Implementation of Optimized Artificial Neural Networks for Real-Time Estimation of Low Pressure Cooled Exhaust Gas Recirculation in a Turbocharged Gasoline Direct Injection Engine Using a Model-Based Design Approach

Abstract

Low pressure cooled exhaust gas recirculation (LP-EGR) system has been widely adopted to improve energy efficiency in turbocharged gasoline direct injection (GDI) engines. In order to utilize complete beneficial effects of the LP-EGR, a technique capable of accurately observing the LP-EGR flow into the cylinder in real-time is a prerequisite. To precisely estimate the LP-EGR rate in real-time, this paper proposes artificial neural network (ANN) models and its implementation on a real-time embedded system. As inputs for the ANN models, 12 combustion parameters physically correlated with the LP-EGR in the combustion process are selected and calculated from the in-cylinder pressure. The ANN models for the real-time LP-EGR estimation were trained with the steady-state data of 30,000 cycles and their hyper-parameters were searched by a hyper-parameter optimization method.
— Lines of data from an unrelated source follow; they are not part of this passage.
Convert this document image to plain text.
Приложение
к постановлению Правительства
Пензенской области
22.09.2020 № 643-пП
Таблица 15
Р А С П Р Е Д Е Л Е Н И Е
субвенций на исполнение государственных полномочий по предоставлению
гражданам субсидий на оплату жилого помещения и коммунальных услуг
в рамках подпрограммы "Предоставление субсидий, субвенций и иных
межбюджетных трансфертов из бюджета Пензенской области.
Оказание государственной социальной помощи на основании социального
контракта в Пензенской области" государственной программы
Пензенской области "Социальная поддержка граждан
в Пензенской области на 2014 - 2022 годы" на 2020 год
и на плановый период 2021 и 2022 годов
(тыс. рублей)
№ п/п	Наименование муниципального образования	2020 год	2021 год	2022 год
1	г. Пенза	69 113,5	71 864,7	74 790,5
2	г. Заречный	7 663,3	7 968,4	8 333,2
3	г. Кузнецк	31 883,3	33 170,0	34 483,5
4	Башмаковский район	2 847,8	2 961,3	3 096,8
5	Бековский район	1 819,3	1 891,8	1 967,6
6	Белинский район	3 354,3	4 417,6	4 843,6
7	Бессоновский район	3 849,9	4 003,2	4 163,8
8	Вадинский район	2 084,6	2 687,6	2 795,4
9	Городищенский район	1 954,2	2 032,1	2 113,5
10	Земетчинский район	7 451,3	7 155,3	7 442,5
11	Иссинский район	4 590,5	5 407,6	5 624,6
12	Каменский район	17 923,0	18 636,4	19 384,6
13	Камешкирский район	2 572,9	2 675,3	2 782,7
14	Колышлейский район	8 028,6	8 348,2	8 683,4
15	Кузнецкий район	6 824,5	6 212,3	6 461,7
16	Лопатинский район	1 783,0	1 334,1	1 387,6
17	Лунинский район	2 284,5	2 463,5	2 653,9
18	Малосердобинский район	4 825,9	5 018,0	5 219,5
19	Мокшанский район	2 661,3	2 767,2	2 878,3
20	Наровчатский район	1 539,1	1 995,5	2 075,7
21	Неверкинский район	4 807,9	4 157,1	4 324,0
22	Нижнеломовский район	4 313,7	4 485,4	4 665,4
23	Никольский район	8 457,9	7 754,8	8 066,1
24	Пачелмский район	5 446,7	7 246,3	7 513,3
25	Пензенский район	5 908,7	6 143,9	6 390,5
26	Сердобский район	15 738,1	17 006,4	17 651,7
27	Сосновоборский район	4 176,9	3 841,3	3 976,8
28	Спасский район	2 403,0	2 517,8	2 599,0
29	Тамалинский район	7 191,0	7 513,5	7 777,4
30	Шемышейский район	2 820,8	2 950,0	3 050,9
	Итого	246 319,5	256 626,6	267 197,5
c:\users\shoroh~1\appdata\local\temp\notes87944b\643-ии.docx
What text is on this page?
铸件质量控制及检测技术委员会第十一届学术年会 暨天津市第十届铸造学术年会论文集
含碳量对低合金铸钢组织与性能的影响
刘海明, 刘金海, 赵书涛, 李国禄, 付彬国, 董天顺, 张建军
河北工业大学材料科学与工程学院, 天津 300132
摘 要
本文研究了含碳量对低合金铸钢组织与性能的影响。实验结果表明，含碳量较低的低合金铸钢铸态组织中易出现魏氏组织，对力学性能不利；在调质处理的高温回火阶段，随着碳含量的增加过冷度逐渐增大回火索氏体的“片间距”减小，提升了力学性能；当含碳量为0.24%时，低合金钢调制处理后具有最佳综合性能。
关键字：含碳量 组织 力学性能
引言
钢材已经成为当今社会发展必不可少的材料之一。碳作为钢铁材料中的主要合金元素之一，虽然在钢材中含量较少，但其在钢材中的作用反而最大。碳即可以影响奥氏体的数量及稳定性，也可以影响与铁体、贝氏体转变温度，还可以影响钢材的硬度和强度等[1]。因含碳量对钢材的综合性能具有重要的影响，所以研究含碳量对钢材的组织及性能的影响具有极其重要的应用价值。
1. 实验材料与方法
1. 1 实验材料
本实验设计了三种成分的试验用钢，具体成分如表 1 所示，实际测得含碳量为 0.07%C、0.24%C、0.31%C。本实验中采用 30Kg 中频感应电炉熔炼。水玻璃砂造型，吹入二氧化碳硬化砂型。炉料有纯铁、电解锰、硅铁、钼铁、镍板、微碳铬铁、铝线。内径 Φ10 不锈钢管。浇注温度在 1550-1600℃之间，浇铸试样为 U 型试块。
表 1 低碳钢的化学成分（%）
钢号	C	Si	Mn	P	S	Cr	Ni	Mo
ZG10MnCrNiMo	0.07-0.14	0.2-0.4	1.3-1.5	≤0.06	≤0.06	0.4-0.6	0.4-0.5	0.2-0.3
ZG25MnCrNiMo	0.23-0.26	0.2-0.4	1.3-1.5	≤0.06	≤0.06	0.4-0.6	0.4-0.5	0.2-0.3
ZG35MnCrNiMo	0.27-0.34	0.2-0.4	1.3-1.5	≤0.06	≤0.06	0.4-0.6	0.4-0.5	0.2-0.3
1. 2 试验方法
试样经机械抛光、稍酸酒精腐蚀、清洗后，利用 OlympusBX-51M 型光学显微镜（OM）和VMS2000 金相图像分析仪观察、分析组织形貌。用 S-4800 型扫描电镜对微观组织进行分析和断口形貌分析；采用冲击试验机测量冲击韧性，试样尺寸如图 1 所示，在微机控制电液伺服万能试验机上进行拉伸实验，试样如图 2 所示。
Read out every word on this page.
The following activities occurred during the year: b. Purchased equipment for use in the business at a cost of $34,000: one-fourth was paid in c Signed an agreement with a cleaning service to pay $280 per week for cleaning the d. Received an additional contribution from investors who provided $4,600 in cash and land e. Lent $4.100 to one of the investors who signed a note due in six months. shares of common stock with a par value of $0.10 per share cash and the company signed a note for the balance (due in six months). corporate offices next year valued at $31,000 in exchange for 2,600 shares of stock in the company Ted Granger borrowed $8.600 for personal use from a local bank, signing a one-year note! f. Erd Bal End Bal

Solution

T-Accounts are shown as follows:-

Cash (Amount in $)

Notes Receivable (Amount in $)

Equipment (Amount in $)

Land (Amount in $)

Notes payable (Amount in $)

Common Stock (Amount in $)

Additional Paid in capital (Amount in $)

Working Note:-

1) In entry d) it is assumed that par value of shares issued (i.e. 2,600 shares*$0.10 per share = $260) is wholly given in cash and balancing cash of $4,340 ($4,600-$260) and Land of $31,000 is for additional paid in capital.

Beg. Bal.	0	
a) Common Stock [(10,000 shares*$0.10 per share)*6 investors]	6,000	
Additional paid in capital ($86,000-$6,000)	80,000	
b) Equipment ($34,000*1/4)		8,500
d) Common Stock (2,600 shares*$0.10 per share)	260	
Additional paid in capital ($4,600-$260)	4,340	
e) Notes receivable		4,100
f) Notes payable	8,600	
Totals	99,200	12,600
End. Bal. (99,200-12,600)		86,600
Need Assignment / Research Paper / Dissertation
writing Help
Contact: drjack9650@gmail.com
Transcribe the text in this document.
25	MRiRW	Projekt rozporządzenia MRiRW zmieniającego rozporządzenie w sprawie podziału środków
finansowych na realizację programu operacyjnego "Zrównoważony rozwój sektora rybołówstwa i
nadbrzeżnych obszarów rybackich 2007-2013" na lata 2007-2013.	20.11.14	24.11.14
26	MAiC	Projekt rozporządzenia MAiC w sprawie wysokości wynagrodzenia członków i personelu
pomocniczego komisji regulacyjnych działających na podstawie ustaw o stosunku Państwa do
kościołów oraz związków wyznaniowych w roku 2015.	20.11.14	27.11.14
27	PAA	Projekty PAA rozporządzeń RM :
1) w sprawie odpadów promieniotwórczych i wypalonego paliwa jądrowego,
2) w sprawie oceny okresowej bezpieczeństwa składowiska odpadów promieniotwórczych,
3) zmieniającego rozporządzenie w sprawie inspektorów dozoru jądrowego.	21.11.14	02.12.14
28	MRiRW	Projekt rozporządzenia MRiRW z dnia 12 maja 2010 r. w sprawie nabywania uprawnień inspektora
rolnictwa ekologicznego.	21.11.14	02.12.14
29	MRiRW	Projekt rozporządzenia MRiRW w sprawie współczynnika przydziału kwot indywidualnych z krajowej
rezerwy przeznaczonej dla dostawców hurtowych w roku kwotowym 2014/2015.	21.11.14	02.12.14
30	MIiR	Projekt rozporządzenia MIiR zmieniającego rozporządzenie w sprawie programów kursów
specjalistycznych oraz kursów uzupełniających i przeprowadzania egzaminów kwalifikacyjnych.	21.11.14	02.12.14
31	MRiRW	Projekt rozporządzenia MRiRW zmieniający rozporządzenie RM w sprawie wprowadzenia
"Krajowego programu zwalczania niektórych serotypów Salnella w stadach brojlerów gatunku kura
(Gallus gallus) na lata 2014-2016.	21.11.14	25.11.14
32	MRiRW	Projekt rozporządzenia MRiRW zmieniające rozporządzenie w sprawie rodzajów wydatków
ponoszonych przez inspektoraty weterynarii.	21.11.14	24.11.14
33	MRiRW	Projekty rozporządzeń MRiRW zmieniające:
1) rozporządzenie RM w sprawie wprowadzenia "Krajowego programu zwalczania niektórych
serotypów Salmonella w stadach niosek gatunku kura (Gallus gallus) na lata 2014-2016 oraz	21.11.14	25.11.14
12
Moreover, a model-based design procedure is introduced to implement the optimized ANN models on the real-time embedded system. Since the proposed implementation performs the validation procedure for each process, it provides a systematic and seamless process for creating ANN models for real-time embedded systems. In real-time experiments under eight steady-state engine operating points, the embedded ANN models show the estimation performance with R2 of above 0.9716. The operation time of each ANN was less than 1.285 ms meaning that the target system can operate in real-time sufficiently with a mass-produced 32 bit microprocessor up to 256 MHz.